If that headline struck you as not-terribly-shocking, you must not be a Democrat desperate to block Judge Kavanaugh’s confirmation. The NY Times has received some leaked documents from Kavanaugh’s time as a lawyer in the George W. Bush administration. One of those is an email relating to a pro-life opinion piece:
Judge Kavanaugh was considering a draft opinion piece that supporters of one of Mr. Bush’s conservative appeals court nominees hoped they could persuade anti-abortion women to submit under their names. It stated that “it is widely accepted by legal scholars across the board that Roe v. Wade and its progeny are the settled law of the land.”
Judge Kavanaugh proposed deleting that line, writing: “I am not sure that all legal scholars refer to Roe as the settled law of the land at the Supreme Court level since Court can always overrule its precedent, and three current Justices on the Court would do so.”
He was presumably referring to then-Justices William Rehnquist and Antonin Scalia, along with Justice Clarence Thomas, conservatives who had dissented in a 1992 case that reaffirmed Roe, Planned Parenthood v. Casey. The court now has four conservative justices who may be willing to overturn Roe — Justices Thomas and John C. Roberts Jr., Samuel Alito and Neil Gorsuch — and if he is confirmed, Judge Kavanaugh could provide the decisive fifth vote.

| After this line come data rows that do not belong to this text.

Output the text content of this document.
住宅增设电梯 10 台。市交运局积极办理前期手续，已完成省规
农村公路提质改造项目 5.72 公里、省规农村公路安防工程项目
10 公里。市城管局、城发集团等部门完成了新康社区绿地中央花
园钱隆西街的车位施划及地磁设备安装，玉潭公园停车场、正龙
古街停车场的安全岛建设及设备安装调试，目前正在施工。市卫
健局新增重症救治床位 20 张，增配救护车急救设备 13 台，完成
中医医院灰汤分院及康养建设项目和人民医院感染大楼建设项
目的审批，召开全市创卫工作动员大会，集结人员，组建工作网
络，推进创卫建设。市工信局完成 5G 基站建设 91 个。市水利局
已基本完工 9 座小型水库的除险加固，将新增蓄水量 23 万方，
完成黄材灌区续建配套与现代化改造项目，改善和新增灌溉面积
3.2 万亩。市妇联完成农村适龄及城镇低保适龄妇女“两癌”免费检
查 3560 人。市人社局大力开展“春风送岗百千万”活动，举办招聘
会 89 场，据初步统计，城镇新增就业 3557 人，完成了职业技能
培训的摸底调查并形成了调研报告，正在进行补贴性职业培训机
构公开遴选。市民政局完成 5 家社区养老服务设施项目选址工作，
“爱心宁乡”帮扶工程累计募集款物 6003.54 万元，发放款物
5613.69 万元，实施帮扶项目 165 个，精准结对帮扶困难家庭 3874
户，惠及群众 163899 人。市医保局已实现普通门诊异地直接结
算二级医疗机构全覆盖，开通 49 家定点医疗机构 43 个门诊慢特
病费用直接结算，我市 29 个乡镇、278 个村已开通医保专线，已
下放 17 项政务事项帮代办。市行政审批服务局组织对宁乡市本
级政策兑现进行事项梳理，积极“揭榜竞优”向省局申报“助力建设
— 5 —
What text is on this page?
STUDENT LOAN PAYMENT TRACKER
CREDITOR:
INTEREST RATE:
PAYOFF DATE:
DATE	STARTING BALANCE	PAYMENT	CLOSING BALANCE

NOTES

Still, his email stops short of saying whether he personally believed that the abortion rights precedent should be considered a settled legal issue.
Yesterday, Senator Kamala Harris spent several minutes interrogating Kavanaugh on a similar point. After a question about Roe, Harris asked, “As a factual matter, can five Supreme Court Justices overturn any precedent at any time if a case comes before them on that issue?” Kavanaugh eventually admitted that the court could do so but kept emphasizing that it would be rare for the court to do so, especially as a precedent remained on the books for a long time. This clip is cued up to Harris’ question:
https://youtu.be/r5VvFJ6myBE?t=20m32s
The question seems prompted by Kavanaugh’s statement in the email but there’s no real payoff, no gotcha. Kavanaugh didn’t reveal a secret in his email. In fact, he said the same thing to Harris that he said in the email, i.e. five justices can in theory overturn any precedent. That’s not particularly controversial. It’s only the application of that bland fact to the possible future of Roe v Wade that makes this exciting enough to become the focus of a piece in the NY Times or a question by Senator Harris.
There are more leaked emails in the Times’ piece:
In yet another, he offered advice for an appeals court nominee who was scheduled to meet with two Democratic senators:
“She should not talk about her views on specific policy or legal issues,” he wrote. “She should say that she has a commitment to follow Supreme Court precedent, that she understands and appreciates the role of a circuit judge, that she will adhere to statutory text, that she has no ideological agenda.”
Again, all of this sounds like good advice both professionally and politically. It’s what judges on both sides of the aisle have done for decades, especially when meeting with members of the opposite party. The idea that this is suddenly suspect is ridiculous. Every Democratic Supreme Court nominee has promised to follow the law not to write it during their confirmation hearings, even though we all suspect they don’t really believe that. Here’s Judge Sotomayor discussing this very issue nine years ago:
Update: Nothing-burger…
Collins dismisses Kavanaugh 2003 Roe email, noting “he was merely stating a fact, which is that three judges on the court” would vote overturn it. “If that is the case, and he was not expressing his view, then I’m not sure what the point of it is.”